By contrast, Sahrbeck disagrees that the top prosecutor is a “policy position.”
He said prosecutors should judge every case on its own merits (such as the crime committed, the history of the offender, and the victim,) and make a prosecutorial decision that’s best in the interest of justice, which includes the interests of offenders, victims, and the broader community, according to the candidate forum.
Super PACs such as Maine Justice and Public Safety can raise and spend unlimited money on communications opposing or supporting candidates under the protection of free speech. But they can’t communicate directly with candidates and must follow certain finance disclosure rules.
For more than two decades, Republican Stephanie Anderson held the top prosecutor job in Cumberland County, which includes Maine’s largest city, Portland.
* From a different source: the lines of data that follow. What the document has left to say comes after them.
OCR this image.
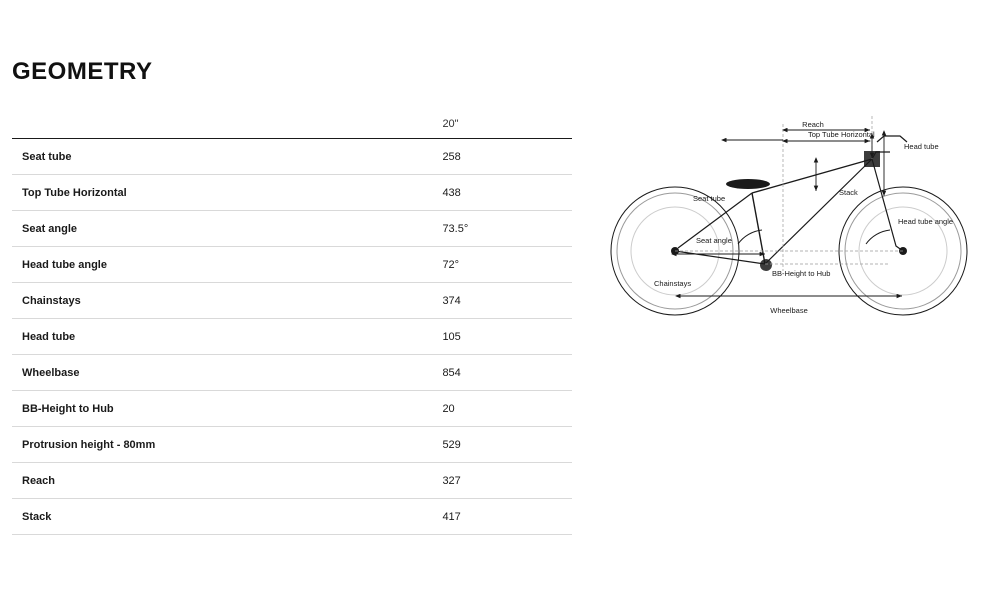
GEOMETRY
	20"
Seat tube	258
Top Tube Horizontal	438
Seat angle	73.5°
Head tube angle	72°
Chainstays	374
Head tube	105
Wheelbase	854
BB-Height to Hub	20
Protrusion height - 80mm	529
Reach	327
Stack	417
Reach
Top Tube Horizontal
Head tube
Stack
Head tube angle
Seat tube
Seat angle
BB-Height to Hub
Chainstays
Wheelbase
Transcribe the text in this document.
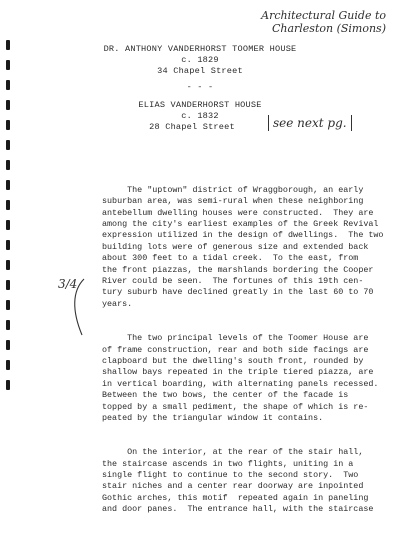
Architectural Guide to
Charleston (Simons)
DR. ANTHONY VANDERHORST TOOMER HOUSE
c. 1829
34 Chapel Street
- - -
ELIAS VANDERHORST HOUSE
c. 1832
28 Chapel Street	see next pg.
3/4

The "uptown" district of Wraggborough, an early
suburban area, was semi-rural when these neighboring
antebellum dwelling houses were constructed.  They are
among the city's earliest examples of the Greek Revival
expression utilized in the design of dwellings.  The two
building lots were of generous size and extended back
about 300 feet to a tidal creek.  To the east, from
the front piazzas, the marshlands bordering the Cooper
River could be seen.  The fortunes of this 19th cen-
tury suburb have declined greatly in the last 60 to 70
years.

The two principal levels of the Toomer House are
of frame construction, rear and both side facings are
clapboard but the dwelling's south front, rounded by
shallow bays repeated in the triple tiered piazza, are
in vertical boarding, with alternating panels recessed.
Between the two bows, the center of the facade is
topped by a small pediment, the shape of which is re-
peated by the triangular window it contains.

On the interior, at the rear of the stair hall,
the staircase ascends in two flights, uniting in a
single flight to continue to the second story.  Two
stair niches and a center rear doorway are inpointed
Gothic arches, this motif  repeated again in paneling
and door panes.  The entrance hall, with the staircase
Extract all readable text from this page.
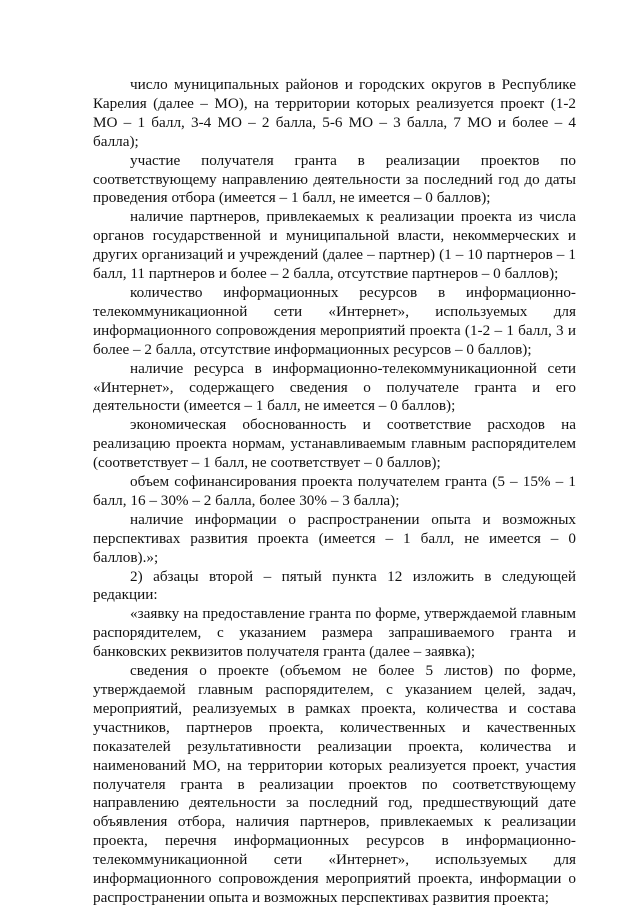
число муниципальных районов и городских округов в Республике Карелия (далее – МО), на территории которых реализуется проект (1-2 МО – 1 балл, 3-4 МО – 2 балла, 5-6 МО – 3 балла, 7 МО и более – 4 балла);

участие получателя гранта в реализации проектов по соответствующему направлению деятельности за последний год до даты проведения отбора (имеется – 1 балл, не имеется – 0 баллов);

наличие партнеров, привлекаемых к реализации проекта из числа органов государственной и муниципальной власти, некоммерческих и других организаций и учреждений (далее – партнер) (1 – 10 партнеров – 1 балл, 11 партнеров и более – 2 балла, отсутствие партнеров – 0 баллов);

количество информационных ресурсов в информационно-телекоммуникационной сети «Интернет», используемых для информационного сопровождения мероприятий проекта (1-2 – 1 балл, 3 и более – 2 балла, отсутствие информационных ресурсов – 0 баллов);

наличие ресурса в информационно-телекоммуникационной сети «Интернет», содержащего сведения о получателе гранта и его деятельности (имеется – 1 балл, не имеется – 0 баллов);

экономическая обоснованность и соответствие расходов на реализацию проекта нормам, устанавливаемым главным распорядителем (соответствует – 1 балл, не соответствует – 0 баллов);

объем софинансирования проекта получателем гранта (5 – 15% – 1 балл, 16 – 30% – 2 балла, более 30% – 3 балла);

наличие информации о распространении опыта и возможных перспективах развития проекта (имеется – 1 балл, не имеется – 0 баллов).»;

2) абзацы второй – пятый пункта 12 изложить в следующей редакции:

«заявку на предоставление гранта по форме, утверждаемой главным распорядителем, с указанием размера запрашиваемого гранта и банковских реквизитов получателя гранта (далее – заявка);

сведения о проекте (объемом не более 5 листов) по форме, утверждаемой главным распорядителем, с указанием целей, задач, мероприятий, реализуемых в рамках проекта, количества и состава участников, партнеров проекта, количественных и качественных показателей результативности реализации проекта, количества и наименований МО, на территории которых реализуется проект, участия получателя гранта в реализации проектов по соответствующему направлению деятельности за последний год, предшествующий дате объявления отбора, наличия партнеров, привлекаемых к реализации проекта, перечня информационных ресурсов в информационно-телекоммуникационной сети «Интернет», используемых для информационного сопровождения мероприятий проекта, информации о распространении опыта и возможных перспективах развития проекта;
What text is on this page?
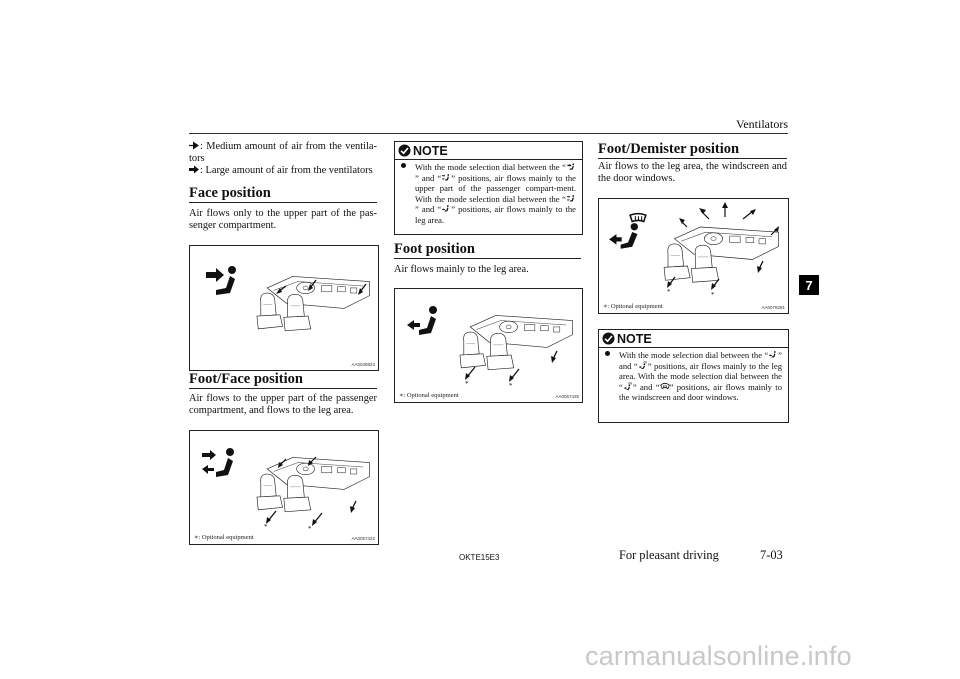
Ventilators
7
: Medium amount of air from the ventila-tors
: Large amount of air from the ventilators
Face position
Air flows only to the upper part of the pas-senger compartment.
AA0049823
Foot/Face position
Air flows to the upper part of the passenger compartment, and flows to the leg area.
*	*
∗: Optional equipment	AA0057422
NOTE
With the mode selection dial between the “
” and “ ” positions, air flows mainly to the upper part of the passenger compart-ment. With the mode selection dial between the “
” and “ ” positions, air flows mainly to the leg area.
Foot position
Air flows mainly to the leg area.
*	*
∗: Optional equipment	AA0057435
Foot/Demister position
Air flows to the leg area, the windscreen and the door windows.
*	*
∗: Optional equipment	AA0078281
NOTE
With the mode selection dial between the “ ” and “ ” positions, air flows mainly to the leg area. With the mode selection dial between the “ ” and “ ” positions, air flows mainly to the windscreen and door windows.
OKTE15E3	For pleasant driving	7-03
carmanualsonline.info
After Anderson announced her retirement in 2018, Sahrbeck, a Republican-turned-independent candidate at the time, was to face Jon Gale, a Democrat, in the general election.
However, just a week before the election, Gale dropped out of the race over sexual misconduct allegations.
Last September, Sahrbeck changed his party registration again, this time to Democrat. He said his record as a district attorney reflects the Democratic values of addressing root causes of crime, according to the candidate forum.
While in office, Sahrbeck created a diversion program, a veterans treatment court, and a community network called the Cumberland County Coalition on Substance Use Prevention.